Xavier Salmon, « Alexandre Roslin pastelliste », dans Alexandre Roslin, 1718-1793. Un portraitiste pour l’Europe, cat. exp., château de Versailles, Versailles [19 février – 19 mai 2008], Paris, Réunion des musées nationaux, 2008, p. 70-77
Pastelliste française.
Marie-Suzanne Giroust ne compte pas au nombre des artistes femmes les plus célèbres du XVIIIe siècle. Pourtant, elle est l’une des rares à avoir été reçues au sein de l’Académie royale de peinture et de sculpture. Mais décédée trop tôt – elle n’a que trente-huit ans quand elle est emportée par un cancer –, elle ne laisse que peu d’œuvres.
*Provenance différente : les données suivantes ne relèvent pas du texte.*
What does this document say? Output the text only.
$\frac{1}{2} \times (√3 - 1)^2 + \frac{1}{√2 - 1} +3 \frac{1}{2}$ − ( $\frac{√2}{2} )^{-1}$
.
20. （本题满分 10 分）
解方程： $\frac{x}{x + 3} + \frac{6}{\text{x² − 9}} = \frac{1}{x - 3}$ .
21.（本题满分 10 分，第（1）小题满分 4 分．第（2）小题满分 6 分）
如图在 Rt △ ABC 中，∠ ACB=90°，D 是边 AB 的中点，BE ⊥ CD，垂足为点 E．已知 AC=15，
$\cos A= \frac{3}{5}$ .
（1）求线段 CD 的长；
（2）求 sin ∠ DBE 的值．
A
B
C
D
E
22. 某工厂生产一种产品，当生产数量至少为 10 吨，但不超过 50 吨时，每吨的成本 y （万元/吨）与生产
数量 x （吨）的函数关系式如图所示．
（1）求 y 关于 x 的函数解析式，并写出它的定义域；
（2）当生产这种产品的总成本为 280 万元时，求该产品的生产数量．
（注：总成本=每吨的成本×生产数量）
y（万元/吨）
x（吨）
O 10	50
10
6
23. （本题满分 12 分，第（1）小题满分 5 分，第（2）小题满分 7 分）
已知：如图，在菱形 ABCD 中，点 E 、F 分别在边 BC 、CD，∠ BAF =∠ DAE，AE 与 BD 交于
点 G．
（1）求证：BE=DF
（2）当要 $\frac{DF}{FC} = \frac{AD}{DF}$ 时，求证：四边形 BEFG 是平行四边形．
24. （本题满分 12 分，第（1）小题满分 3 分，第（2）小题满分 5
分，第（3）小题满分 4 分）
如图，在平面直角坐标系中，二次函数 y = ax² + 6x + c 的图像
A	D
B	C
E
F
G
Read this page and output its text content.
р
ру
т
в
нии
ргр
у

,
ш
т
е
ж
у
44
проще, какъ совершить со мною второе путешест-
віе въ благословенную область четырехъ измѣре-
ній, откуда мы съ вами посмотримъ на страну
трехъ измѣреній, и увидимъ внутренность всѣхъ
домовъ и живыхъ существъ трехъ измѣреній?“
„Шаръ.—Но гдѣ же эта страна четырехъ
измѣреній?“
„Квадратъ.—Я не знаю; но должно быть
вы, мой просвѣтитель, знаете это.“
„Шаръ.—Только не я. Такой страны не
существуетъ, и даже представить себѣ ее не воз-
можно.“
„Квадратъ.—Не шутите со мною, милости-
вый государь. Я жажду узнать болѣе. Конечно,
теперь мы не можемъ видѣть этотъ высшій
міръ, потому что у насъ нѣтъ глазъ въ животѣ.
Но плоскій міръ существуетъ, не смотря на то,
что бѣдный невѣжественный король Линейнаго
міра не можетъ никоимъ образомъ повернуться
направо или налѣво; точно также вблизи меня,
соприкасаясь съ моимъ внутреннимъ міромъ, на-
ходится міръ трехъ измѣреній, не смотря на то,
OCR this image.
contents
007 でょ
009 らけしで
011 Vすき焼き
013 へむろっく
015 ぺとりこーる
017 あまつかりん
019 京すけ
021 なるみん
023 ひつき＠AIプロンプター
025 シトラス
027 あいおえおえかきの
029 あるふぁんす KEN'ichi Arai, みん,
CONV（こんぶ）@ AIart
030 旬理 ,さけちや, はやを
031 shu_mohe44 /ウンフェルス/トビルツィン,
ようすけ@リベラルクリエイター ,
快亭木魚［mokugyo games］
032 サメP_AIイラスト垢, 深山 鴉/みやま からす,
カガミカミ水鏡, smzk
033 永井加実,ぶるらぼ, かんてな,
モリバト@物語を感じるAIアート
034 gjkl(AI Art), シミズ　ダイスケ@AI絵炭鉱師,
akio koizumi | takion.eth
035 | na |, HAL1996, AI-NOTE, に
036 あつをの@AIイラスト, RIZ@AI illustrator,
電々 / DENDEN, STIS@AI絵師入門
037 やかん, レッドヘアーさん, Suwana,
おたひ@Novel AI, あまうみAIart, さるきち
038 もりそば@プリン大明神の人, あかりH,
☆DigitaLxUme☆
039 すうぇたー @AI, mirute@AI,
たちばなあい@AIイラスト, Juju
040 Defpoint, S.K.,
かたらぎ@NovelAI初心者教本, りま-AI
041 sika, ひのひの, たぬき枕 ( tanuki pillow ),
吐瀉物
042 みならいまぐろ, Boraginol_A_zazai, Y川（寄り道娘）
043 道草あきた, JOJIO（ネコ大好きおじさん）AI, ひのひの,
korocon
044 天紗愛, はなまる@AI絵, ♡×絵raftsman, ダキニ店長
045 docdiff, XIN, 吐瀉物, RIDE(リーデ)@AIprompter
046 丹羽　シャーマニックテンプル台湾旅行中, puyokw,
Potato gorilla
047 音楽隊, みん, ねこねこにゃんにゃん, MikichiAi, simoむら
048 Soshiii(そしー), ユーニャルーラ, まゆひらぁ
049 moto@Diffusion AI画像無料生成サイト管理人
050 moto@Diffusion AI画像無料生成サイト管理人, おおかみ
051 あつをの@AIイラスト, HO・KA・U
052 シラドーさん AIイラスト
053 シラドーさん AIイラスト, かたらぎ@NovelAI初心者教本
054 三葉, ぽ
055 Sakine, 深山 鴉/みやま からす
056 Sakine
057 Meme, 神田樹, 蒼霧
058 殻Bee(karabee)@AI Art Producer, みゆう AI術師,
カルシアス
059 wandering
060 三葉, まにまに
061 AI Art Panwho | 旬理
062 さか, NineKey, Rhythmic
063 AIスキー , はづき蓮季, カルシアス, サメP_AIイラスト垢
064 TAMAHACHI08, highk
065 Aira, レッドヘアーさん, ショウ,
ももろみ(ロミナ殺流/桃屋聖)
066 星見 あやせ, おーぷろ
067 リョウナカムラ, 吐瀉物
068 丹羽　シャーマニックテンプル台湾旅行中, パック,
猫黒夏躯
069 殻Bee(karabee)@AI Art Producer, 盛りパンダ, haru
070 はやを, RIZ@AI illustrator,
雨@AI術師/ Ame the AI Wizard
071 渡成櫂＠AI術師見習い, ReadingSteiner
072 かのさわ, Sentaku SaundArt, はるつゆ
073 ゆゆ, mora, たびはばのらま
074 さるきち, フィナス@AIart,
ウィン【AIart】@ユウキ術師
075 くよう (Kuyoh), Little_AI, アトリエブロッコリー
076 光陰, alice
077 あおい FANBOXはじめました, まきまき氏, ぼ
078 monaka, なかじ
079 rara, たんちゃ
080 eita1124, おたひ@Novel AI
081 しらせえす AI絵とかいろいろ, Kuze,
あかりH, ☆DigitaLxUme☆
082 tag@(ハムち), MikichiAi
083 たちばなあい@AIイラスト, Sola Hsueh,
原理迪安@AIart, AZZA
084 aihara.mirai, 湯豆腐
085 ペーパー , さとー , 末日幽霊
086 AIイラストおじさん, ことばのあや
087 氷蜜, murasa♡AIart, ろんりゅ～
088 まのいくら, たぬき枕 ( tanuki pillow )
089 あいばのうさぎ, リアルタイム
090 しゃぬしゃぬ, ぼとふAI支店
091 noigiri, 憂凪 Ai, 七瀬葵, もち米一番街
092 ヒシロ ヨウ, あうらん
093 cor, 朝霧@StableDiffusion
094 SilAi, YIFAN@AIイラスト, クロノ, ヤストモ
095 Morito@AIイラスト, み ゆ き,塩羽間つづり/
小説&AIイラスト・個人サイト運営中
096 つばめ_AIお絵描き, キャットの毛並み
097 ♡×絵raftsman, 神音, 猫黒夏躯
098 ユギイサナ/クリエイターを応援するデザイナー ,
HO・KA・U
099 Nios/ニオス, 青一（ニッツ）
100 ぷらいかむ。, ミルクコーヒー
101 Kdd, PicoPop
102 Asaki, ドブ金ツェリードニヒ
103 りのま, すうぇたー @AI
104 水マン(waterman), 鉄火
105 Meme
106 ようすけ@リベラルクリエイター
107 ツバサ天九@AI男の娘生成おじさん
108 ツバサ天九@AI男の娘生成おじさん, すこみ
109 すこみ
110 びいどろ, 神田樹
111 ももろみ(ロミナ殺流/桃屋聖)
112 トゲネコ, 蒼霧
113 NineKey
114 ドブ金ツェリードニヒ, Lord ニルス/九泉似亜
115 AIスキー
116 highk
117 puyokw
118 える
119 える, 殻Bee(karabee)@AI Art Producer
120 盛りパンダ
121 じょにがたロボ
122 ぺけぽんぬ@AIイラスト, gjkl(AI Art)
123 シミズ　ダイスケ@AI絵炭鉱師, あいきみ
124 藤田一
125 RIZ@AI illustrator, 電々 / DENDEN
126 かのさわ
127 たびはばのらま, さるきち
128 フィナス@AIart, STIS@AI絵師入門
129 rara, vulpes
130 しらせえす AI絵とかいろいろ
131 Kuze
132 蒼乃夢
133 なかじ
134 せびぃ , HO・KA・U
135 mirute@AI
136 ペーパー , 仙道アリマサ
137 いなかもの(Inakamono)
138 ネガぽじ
Fille de Barthélemy Giroust, marchand-mercier et joaillier de la Garde-Robe du roi qui tient boutique près de l’église Saint-Jacques-de-la-Boucherie, à Paris, et de sa seconde épouse, Marie-Suzanne Le Roy, M.-S. Giroust est élevée par sa grand-mère après le décès de son père en 1742 et celui de sa mère en 1745. L’enfant semble manifester rapidement quelque talent dans l’art du dessin et une inclination pour les arts qui conduisent à la placer dans l’atelier du peintre Joseph Marie Vien (1716-1809). C’est auprès de ce maître qu’elle acquiert les rudiments de la peinture mais aussi qu’elle fait la connaissance d’Alexandre Roslin (1718-1793). Ce portraitiste suédois n’est pas insensible à la jeune femme et lui fait part de ses sentiments, qui sont partagés ; mais, comme il est de nationalité étrangère et surtout de religion réformée, il lui faut attendre cinq années avant d’obtenir l’autorisation d’épouser M.-S. Giroust, le 8 janvier 1759 en l’église Saint-Eustache, à Paris.
Le couple est particulièrement soudé et heureux. M.-S. Roslin parvient à concilier sa vie de famille – elle donne naissance à six enfants – et ses aspirations artistiques. En 1759, l’année de ses noces, la jeune femme jouit déjà d’une certaine réputation. Dans La Feuille nécessaire : contenant divers détails sur les sciences, les lettres et les arts parue le 2 avril, on peut en effet lire (p. 118) : « Les femmes partagent aujourd’hui avec les hommes tous les genres de talens : à l’égard de la Peinture, si leur composition n’est pas toujours aussi hardie, la beauté du coloris se trouve plus souvent dans leurs Ouvrages. Madame Rosselin, élève du célèbre M. de la Tour, a fini depuis peu divers morceaux en pastel, dans lesquels on remarque la fraîcheur et la vérité du coloris de cet excellent maître. Elle réussit particulièrement dans le portrait, elle saisit très bien la ressemblance et le ton de la carnation. »
Peut-être la jeune artiste est-elle entrée dans l’atelier de Maurice-Quentin de La Tour (1704-1788) quelques années auparavant puisqu’il semble qu’elle ait copié dès 1752 le portrait de la comtesse de Coventry que son maître a représentée en compagnie de son chien. Très certainement le célèbre pastelliste a-t-il été généreux dans ses conseils puisque M.-S. Roslin a désiré lui rendre un hommage appuyé en se représentant elle-même, peut-être en 1760, en train de copier le célèbre autoportrait de M.-Q. de La Tour « à l’index » (collection particulière).
Avec le soutien d’A. Roslin, l’artiste est agréée et reçue à l’Académie royale de peinture et de sculpture le 1er septembre 1770 sur présentation de son portrait au pastel du sculpteur Jean-Baptiste Pigalle (Paris, musée du Louvre). Les éloges se font alors nombreux. Au sujet de l’effigie de Pigalle, Denis Diderot écrit : « C’est un bon portrait, bien ressemblant, et qui fait honneur à Madame Roslin ; la couleur en est belle et vigoureuse. Et d’ailleurs, indépendamment de la beauté du tableau, quand il n’aurait que l’avantage de nous conserver les traits de M. Pigalle, ce morceau devrait toujours être cher aux amateurs, ainsi qu’aux artistes. » Fin août 1772, M.-S. Roslin décède, emportée par un cancer du sein, sans pouvoir offrir aux amateurs de nouvelles preuves de son grand talent.